DOJ Refocuses FCPA Enforcement: Implications for Due Diligence & Reputational Risk

 

The US Department of Justice’s latest Foreign Corrupt Practices Act (FCPA) guidance, released in June 2025, marks a notable shift in anti-corruption enforcement priorities. Rather than dismantling FCPA enforcement – a fear some had when a 180-day pause was ordered earlier in the year – the DOJ has refocused its approach to align with “America-First” priorities, placing US national interests and high-impact misconduct at the forefront. This updated guidance clarifies which red flags matter most to prosecutors within the Trump administration and underscores how companies should tailor their due diligence to meet the DOJ’s expectations.

A Shift to US Interests and Serious Misconduct

Deputy Attorney General Todd Blanche’s memorandum unveiled the Guidelines for FCPA Investigations and Enforcement, fulfilling a directive from President Trump’s February 2025 executive order pausing FCPA cases pending new guidance. The message within the new memorandum is clear: FCPA enforcement will continue under the Trump Administration, but with a more targeted focus on cases that “directly undermine US national interests”. In practice, this means prosecutors are directed to limit undue burdens on American businesses abroad and concentrate on bribery schemes that pose strategic harm to the US.

Under the updated policy, DOJ attorneys must evaluate a set of non-exhaustive factors before pursuing a case. These include whether alleged bribery involves drug cartels or transnational criminal organizations (TCOs) – for example, using cartel-linked money launderers or shell companies, or paying off officials tied to organized crime. They also consider if the conduct harmed a specific US company’s ability to compete, if it threatens US national security (such as corruption in defense or critical infrastructure sectors), or if the misconduct shows egregious intent – eg large bribes and elaborate concealment, as opposed to minor “grease payments” or customary gifts. Instead, resources are channeled toward blatant bribery schemes with clear criminal intent.

Another cornerstone of the guidance is its focus on individual wrongdoers. DOJ officials have signaled that prosecutors should “focus on cases in which individuals have engaged in criminal misconduct and not attribute nonspecific malfeasance to corporate structures”. This reflects a wariness of blaming an entire company for a few rogue employees absent evidence of a broader corporate conspiracy. It dovetails with procedural changes centralizing oversight of FCPA cases: new investigations now require approval from the top of the DOJ’s Criminal Division, aiming to ensure only the most warranted cases move forward.

In addition, Matthew Galeotti, head of the DOJ Criminal Division, emphasized that the “through-line” of the new guidelines is vindicating US interests, and “it is not about the nationality of the subject or where the company is headquartered”. In other words, any company (US or foreign) can be in DOJ’s crosshairs if its conduct “genuinely impacts the United States or the American people”. Conversely, if an offense doesn’t implicate US interests, the DOJ may defer to foreign authorities, with Galeotti noting the Department “won’t hesitate” to let capable counterparts take the lead in such cases (while offering US assistance as needed).
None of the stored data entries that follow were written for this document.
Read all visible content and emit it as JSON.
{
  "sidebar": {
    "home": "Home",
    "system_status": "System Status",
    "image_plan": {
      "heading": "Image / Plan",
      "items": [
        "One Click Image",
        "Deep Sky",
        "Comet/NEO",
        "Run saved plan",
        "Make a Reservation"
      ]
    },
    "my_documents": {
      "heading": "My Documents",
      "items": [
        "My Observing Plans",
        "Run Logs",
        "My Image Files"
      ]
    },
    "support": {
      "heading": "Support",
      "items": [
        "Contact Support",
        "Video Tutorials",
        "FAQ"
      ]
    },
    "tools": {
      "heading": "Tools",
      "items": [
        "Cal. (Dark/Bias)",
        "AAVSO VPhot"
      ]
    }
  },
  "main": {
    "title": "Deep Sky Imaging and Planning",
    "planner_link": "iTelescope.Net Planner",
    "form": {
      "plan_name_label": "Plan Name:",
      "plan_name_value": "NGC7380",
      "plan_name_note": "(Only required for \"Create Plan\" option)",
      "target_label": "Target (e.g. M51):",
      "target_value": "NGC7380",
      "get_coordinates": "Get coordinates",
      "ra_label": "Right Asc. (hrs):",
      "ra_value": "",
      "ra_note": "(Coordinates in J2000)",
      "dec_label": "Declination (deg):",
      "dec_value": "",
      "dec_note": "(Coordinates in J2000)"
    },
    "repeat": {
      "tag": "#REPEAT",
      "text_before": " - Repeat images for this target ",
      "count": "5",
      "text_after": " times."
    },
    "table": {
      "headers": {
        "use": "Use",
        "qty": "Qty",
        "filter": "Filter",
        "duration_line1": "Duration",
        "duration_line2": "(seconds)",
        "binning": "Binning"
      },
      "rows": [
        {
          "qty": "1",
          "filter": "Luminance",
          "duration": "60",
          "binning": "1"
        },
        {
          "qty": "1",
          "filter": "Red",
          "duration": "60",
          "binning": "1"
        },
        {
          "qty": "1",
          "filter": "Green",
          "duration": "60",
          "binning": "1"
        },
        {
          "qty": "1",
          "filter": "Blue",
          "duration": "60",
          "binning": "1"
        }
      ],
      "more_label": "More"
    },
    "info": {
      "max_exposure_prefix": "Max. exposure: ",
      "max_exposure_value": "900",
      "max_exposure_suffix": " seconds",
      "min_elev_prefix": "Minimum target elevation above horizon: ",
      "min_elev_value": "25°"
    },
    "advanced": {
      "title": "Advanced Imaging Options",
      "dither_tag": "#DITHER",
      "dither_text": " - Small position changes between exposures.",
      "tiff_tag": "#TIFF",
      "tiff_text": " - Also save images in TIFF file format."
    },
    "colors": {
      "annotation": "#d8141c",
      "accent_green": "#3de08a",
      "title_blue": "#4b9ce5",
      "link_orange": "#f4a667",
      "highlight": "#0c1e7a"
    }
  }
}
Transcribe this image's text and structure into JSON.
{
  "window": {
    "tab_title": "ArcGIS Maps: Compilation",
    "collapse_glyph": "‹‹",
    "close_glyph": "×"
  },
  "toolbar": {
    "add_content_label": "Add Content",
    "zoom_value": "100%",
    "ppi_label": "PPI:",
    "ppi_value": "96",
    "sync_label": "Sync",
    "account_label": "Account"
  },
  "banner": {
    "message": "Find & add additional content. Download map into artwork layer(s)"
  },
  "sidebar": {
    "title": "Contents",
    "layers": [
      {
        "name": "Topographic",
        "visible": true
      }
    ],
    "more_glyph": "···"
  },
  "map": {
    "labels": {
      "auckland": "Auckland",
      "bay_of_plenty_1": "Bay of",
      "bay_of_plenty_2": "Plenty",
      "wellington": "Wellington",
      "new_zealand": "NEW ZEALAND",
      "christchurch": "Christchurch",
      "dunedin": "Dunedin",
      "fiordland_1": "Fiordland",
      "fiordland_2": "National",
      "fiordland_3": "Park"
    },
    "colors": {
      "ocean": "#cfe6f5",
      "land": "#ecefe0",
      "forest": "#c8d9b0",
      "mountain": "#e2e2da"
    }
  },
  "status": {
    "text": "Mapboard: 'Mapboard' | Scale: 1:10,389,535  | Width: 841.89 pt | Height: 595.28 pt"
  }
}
Implications for Anti-Corruption Due Diligence

For businesses, this realignment of enforcement priorities sends a strong signal. The FCPA program is becoming both more selective and more aggressive: it will home in on high-priority threats and every available tool (including new laws like the Foreign Extortion Prevention Act) when American interests are at stake.  

The updated guidance has immediate practical relevance for anti-corruption due diligence. Reputational due diligence firms and investigative teams will need to adapt their methodologies to these enforcement priorities, ensuring deeper scrutiny where it counts most and thorough documentation of their findings.

For instance, as we detailed previously, the DOJ’s cartel-centric approach explicitly calls out transnational criminal organizations (TCOs), which means companies operating in or dealing with certain regions face heightened FCPA exposure. In practice, that means elevating these jurisdictions in internal risk rankings and conducting enhanced due diligence.

In sum, the DOJ’s June 2025 FCPA guidance clarifies where enforcement firepower will be directed – toward corruption that undercuts USinterests, national security, and fair markets – and it implicitly defines what compliance best practices should prioritize.